Drogi Yoongi,
byłem na zmianę wściekły i sfrustrowany. I nie używaj już słowa przepraszam. Nie miałeś wpływu na nic, co się zdarzyło tego wieczoru.
Owszem, naprawdę miałem dość wszystkiego, kiedy nawet nie dawałeś mi znaku życia. I chciałbym na Ciebie nakrzyczeć, ale nie jestem w stanie, wiedząc, że również ponoszę winę. Poza tym nic by to nie zmieniło. Wciąż miałbym w sobie żal i urazę. W każdym razie nie mówię Ci tego na głos, żeby nie dać się ponieść emocjom. Naprawdę dużo się we mnie dzieje od piątku i wiesz, że Twój list dzisiaj rano naprawdę zepchnął mi z barków ogromne kamienie. Myślałem, że w ogóle nie będzie Cię w szkole. Chciałem podejść jak tylko Cię ujrzałem, ale coś mocno trzymało moje nogi. Może właśnie po to, żebym nie wybuchł, a poukładał wszystko w pisane zdania.
Listy naprawdę mają swój urok. Tak jakbyśmy mieli do siebie niezwykle daleko i nie mogli się zobaczyć, podczas gdy dzieli nas jedynie kilka ławek.
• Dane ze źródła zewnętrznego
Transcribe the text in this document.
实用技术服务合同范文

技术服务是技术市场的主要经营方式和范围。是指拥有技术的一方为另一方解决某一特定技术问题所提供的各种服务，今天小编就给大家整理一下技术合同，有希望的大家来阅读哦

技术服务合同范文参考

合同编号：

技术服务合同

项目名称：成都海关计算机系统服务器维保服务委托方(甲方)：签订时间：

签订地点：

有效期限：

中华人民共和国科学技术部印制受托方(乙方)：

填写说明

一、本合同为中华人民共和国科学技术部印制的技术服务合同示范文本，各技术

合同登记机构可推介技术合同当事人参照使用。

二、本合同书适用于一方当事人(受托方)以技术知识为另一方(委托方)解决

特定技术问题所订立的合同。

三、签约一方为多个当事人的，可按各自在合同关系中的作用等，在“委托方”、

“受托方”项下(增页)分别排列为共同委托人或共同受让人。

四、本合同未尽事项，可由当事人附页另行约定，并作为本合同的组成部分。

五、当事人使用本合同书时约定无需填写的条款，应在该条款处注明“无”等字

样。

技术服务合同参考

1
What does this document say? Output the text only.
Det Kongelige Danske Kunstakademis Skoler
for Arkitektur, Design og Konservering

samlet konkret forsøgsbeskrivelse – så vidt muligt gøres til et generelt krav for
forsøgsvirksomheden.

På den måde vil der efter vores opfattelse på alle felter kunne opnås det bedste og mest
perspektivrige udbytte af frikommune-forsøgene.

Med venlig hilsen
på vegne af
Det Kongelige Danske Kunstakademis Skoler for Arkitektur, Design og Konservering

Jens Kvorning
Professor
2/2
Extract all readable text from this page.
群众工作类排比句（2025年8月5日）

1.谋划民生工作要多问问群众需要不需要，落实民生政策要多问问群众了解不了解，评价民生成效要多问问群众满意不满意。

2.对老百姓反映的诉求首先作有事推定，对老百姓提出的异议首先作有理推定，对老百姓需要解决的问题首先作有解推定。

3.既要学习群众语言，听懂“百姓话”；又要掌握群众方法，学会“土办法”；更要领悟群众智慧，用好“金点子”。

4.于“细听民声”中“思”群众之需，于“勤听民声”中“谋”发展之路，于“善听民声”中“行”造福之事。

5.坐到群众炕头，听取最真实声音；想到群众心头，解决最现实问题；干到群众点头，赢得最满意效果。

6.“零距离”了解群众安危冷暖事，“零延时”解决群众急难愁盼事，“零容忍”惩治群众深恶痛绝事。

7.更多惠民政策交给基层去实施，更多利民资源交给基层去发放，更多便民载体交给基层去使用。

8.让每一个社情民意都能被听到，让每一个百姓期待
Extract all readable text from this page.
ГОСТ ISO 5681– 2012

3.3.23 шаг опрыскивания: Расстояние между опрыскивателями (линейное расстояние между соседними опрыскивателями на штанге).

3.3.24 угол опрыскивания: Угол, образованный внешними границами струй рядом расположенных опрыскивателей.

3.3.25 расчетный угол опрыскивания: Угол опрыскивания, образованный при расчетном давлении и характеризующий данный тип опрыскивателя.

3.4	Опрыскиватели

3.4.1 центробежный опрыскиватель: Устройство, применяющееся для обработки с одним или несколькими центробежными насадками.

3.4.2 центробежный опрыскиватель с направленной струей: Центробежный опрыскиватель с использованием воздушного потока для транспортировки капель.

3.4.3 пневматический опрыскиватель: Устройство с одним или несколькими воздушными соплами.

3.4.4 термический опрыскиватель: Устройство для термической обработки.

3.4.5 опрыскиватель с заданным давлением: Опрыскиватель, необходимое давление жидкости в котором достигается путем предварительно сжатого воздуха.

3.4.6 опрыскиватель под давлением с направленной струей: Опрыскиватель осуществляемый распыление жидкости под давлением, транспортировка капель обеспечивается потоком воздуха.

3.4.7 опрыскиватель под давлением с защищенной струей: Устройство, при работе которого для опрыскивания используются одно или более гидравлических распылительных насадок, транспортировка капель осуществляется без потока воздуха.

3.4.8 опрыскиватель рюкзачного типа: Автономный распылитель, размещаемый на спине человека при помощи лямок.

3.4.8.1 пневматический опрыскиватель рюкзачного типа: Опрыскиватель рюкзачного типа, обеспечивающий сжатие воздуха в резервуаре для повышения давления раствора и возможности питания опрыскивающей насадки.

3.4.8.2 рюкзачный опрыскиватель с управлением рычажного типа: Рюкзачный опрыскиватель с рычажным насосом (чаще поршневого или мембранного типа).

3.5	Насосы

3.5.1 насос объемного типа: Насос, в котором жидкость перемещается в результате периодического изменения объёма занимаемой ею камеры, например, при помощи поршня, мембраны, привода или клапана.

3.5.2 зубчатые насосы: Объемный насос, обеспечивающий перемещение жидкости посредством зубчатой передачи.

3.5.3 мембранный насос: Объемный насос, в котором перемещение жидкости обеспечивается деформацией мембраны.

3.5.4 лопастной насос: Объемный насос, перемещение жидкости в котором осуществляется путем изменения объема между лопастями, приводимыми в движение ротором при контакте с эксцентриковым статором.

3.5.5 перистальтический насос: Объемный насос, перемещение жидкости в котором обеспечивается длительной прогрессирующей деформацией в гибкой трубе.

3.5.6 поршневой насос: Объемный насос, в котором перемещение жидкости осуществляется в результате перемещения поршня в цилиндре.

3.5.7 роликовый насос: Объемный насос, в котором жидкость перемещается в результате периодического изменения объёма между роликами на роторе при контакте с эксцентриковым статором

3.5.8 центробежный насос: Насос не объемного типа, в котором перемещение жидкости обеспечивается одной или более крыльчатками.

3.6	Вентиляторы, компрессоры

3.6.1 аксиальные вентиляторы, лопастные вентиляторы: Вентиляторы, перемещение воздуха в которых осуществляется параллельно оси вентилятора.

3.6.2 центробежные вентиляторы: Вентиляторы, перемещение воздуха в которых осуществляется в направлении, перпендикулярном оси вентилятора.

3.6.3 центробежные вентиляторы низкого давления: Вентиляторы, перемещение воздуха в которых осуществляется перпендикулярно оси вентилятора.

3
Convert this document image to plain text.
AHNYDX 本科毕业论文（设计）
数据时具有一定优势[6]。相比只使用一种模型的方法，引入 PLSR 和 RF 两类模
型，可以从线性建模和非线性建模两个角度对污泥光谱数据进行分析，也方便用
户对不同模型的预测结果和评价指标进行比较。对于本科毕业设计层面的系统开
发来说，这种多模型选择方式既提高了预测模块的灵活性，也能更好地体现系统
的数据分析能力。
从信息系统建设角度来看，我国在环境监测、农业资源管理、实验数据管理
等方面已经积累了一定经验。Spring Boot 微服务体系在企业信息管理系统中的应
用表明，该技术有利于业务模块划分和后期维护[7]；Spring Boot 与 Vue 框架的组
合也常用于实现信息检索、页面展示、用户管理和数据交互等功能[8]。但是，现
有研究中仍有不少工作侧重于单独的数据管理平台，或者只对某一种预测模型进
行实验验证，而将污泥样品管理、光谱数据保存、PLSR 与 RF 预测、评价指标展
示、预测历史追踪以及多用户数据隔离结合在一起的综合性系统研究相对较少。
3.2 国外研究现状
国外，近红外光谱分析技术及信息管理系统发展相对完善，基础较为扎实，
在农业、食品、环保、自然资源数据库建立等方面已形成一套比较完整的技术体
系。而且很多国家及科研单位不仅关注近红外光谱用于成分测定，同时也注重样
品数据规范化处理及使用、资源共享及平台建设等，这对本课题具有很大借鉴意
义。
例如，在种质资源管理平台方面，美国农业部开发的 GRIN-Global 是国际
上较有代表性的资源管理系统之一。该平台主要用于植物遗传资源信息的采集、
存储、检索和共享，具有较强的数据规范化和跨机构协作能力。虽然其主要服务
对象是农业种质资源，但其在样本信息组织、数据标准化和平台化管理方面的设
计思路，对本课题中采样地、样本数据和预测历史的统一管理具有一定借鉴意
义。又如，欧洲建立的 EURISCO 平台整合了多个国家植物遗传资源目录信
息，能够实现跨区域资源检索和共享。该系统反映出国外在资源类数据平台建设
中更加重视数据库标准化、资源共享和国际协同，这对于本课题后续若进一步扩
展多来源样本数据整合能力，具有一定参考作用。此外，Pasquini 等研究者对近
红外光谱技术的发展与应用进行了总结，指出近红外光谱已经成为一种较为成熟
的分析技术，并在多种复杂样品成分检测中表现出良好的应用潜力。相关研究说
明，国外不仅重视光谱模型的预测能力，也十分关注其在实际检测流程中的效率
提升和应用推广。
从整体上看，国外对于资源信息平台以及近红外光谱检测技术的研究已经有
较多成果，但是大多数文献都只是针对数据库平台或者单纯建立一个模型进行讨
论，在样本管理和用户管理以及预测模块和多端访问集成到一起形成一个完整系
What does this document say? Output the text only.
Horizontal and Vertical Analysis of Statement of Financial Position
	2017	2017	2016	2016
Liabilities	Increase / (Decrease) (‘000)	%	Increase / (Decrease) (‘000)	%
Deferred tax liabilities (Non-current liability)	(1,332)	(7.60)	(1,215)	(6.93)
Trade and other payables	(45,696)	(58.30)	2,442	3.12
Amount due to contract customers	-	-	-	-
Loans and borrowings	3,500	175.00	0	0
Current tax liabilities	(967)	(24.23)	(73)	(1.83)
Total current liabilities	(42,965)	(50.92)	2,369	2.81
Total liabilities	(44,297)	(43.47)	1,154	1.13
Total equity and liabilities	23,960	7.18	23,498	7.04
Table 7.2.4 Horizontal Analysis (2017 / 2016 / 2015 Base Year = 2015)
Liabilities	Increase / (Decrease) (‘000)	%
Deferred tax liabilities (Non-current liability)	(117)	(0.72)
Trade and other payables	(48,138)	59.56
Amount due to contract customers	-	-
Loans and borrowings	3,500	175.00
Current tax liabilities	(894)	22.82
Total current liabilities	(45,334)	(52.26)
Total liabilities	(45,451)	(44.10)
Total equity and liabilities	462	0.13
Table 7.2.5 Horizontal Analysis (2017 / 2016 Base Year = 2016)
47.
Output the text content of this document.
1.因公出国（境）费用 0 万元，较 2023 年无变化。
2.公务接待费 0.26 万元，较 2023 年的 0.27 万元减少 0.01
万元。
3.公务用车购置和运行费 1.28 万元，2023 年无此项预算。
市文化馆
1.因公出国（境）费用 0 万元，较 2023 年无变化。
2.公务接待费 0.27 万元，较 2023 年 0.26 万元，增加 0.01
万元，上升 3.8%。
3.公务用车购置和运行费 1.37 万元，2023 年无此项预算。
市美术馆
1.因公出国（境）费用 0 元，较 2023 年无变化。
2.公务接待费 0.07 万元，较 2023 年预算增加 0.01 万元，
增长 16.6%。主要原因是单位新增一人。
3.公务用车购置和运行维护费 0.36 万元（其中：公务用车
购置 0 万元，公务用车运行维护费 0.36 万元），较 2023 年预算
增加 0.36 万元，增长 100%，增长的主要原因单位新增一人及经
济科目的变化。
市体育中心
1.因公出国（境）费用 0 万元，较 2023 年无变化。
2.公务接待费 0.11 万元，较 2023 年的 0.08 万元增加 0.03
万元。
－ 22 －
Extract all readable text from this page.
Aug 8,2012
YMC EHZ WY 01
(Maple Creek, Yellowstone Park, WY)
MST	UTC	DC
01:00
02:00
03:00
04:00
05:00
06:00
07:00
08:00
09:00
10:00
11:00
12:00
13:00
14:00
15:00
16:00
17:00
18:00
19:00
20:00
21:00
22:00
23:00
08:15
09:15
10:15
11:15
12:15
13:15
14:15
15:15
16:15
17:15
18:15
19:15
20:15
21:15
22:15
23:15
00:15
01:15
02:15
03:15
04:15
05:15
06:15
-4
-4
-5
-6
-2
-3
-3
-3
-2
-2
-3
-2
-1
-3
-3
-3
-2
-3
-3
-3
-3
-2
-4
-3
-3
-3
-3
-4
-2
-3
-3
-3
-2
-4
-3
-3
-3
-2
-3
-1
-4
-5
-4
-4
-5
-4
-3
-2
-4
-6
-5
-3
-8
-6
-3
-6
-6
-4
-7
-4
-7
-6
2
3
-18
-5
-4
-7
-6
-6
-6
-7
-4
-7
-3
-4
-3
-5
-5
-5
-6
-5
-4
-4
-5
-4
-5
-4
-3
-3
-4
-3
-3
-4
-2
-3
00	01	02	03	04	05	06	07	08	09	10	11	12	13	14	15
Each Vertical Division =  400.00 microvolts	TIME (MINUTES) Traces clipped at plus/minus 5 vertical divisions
Nie rób tak więcej. Mów mi rzeczy. Ile razy mam to jeszcze powtórzyć Suga... Wolałbym wiedzieć, czy jest dobrze czy źle. Zawsze mogę wtedy przynieść prawie spalone babeczki.
Może los chciał, żeby to wszystko się tak potoczyło. Nie mam pojęcia.
Po prostu miło, że wróciłeś.
Hoseok
CZYTASZ
listy niczyje ✉ yoonseok
Fanfic„and we will walk with our feet on the ground and we will talk with our head in the clouds" kiedy jeden z nich ma głowę w chmurach, drugi stąpa po ziemi [historia i okładka by @happy_little_philip]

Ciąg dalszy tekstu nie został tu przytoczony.